FAQ
vs ripgrep (rg)?
ripgrep is faster and better for interactive search in terminals. aict grep is slower but returns structured XML/JSON with line numbers, byte offsets, language metadata, and context — all in one response. For AI agents that need to reason about search results, aict grep eliminates a parsing layer entirely.
vs eza / lsd?
eza and lsd are beautiful terminal replacements for humans. aict ls is for machines — the output is XML with absolute paths, MIME types, language tags, binary flags, and epoch timestamps. There is no colour code to strip, no column alignment to guess.
Why XML and not JSON by default?
XML is the default because:
- Attributes carry metadata without nesting — a
<file size_bytes="2048" language="go"/>is 40 chars; the JSON equivalent is 60+ with mandatory quotes and colons. - AI context windows are token-limited; denser encoding means more results per call.
- Structured errors (
<error code="2" msg="no such file"/>) compose naturally into the parent element.

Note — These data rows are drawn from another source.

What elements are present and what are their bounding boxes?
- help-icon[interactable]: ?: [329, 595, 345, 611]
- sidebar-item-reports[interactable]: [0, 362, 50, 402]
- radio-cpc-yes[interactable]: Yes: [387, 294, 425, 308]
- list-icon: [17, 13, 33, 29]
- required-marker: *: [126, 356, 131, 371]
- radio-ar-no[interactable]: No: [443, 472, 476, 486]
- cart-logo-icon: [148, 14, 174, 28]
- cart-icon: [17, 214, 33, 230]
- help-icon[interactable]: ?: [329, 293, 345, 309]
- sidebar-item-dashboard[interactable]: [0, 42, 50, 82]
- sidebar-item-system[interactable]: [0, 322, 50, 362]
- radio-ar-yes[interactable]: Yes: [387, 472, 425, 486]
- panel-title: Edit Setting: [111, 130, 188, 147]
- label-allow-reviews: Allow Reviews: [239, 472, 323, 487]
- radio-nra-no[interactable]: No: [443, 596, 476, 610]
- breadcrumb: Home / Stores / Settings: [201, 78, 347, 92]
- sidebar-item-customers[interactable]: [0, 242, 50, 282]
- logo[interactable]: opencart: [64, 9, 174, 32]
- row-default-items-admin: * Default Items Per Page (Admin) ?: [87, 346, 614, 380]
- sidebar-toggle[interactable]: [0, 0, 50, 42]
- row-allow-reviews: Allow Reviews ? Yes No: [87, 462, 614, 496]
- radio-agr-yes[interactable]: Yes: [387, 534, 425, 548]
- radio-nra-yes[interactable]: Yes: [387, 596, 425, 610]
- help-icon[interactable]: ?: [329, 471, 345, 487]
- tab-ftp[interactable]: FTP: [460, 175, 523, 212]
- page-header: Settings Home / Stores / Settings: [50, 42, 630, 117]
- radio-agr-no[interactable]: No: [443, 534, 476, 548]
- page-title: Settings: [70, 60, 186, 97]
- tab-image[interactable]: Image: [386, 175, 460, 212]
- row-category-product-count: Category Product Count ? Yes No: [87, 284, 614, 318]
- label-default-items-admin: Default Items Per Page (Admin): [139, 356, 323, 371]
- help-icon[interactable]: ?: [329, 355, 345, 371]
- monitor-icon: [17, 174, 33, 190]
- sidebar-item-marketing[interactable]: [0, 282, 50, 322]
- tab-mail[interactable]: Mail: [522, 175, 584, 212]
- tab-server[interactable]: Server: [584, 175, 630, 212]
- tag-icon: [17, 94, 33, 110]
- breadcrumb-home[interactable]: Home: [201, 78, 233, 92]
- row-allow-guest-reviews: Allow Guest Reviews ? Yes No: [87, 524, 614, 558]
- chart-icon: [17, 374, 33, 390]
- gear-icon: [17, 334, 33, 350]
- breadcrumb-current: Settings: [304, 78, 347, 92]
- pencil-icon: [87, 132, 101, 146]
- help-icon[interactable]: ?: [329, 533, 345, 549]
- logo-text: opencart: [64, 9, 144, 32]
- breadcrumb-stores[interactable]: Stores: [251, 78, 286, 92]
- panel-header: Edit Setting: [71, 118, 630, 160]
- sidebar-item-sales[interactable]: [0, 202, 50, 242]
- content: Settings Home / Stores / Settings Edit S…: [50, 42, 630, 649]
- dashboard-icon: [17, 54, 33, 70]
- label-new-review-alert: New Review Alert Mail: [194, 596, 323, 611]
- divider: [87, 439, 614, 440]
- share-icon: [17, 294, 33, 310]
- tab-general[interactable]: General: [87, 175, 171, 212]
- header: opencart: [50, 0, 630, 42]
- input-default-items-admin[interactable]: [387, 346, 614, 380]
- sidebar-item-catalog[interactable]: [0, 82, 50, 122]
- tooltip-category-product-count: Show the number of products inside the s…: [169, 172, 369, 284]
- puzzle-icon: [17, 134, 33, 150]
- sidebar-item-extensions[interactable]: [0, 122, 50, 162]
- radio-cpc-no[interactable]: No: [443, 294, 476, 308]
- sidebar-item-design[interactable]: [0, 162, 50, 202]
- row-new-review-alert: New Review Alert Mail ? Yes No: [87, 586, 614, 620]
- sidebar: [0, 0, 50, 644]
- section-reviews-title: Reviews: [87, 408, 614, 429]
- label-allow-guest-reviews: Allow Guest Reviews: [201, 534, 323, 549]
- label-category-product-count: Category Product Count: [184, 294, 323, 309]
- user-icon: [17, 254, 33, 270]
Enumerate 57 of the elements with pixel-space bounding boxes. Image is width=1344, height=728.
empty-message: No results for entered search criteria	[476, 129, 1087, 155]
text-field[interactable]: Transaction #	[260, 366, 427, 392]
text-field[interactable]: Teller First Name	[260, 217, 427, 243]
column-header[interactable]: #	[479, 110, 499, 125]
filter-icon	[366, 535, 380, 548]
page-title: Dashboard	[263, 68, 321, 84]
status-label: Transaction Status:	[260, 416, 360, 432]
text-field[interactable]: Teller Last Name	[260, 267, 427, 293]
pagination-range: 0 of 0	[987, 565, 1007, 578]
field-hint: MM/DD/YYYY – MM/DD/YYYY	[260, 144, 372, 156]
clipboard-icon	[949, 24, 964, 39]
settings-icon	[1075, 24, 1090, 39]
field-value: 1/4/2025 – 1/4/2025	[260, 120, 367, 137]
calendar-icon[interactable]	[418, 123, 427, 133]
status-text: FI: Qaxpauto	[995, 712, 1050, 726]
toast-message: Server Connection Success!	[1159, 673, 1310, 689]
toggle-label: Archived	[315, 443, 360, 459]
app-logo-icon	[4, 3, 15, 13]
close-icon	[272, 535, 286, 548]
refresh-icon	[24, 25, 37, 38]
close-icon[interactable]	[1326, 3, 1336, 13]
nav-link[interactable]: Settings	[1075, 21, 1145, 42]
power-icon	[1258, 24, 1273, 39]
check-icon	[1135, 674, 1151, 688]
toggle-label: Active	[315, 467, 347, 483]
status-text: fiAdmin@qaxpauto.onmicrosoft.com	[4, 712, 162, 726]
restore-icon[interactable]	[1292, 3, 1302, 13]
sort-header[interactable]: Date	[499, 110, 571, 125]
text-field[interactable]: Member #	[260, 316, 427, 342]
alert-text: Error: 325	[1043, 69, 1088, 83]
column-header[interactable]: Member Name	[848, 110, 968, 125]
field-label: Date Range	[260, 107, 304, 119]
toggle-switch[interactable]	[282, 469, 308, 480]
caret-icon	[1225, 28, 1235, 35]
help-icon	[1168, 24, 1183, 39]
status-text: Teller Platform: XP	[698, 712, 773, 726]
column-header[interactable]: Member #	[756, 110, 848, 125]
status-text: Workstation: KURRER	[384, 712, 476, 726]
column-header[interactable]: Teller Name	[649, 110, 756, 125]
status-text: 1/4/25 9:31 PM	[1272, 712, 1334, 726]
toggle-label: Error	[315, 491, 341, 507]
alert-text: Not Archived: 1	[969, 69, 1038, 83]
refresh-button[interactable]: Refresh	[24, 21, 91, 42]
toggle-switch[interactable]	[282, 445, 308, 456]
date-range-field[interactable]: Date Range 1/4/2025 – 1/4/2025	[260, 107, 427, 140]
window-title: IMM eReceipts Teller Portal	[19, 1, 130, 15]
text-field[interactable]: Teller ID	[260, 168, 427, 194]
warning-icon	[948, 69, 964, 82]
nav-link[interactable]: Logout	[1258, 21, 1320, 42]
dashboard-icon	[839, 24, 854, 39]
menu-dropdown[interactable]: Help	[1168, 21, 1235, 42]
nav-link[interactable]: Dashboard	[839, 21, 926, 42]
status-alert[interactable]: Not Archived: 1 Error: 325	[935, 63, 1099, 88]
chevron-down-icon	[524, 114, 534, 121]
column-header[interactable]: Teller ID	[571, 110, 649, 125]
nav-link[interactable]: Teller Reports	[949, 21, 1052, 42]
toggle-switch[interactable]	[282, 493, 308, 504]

Pass --json any time you want JSON. The schema is identical.
Does it work on Windows?
Partially. ls, cat, stat, wc, find, diff, grep, head, tail, sort, uniq, cut, tr, checksums, realpath, basename, dirname, pwd, env all work. ps and df are Linux/macOS only (they read /proc and use syscall.Statfs).
Can I use it without AICT_XML=1?
Yes. Pass --xml, --json, or --plain per invocation. The env var is a convenience for shells configured for AI pipelines.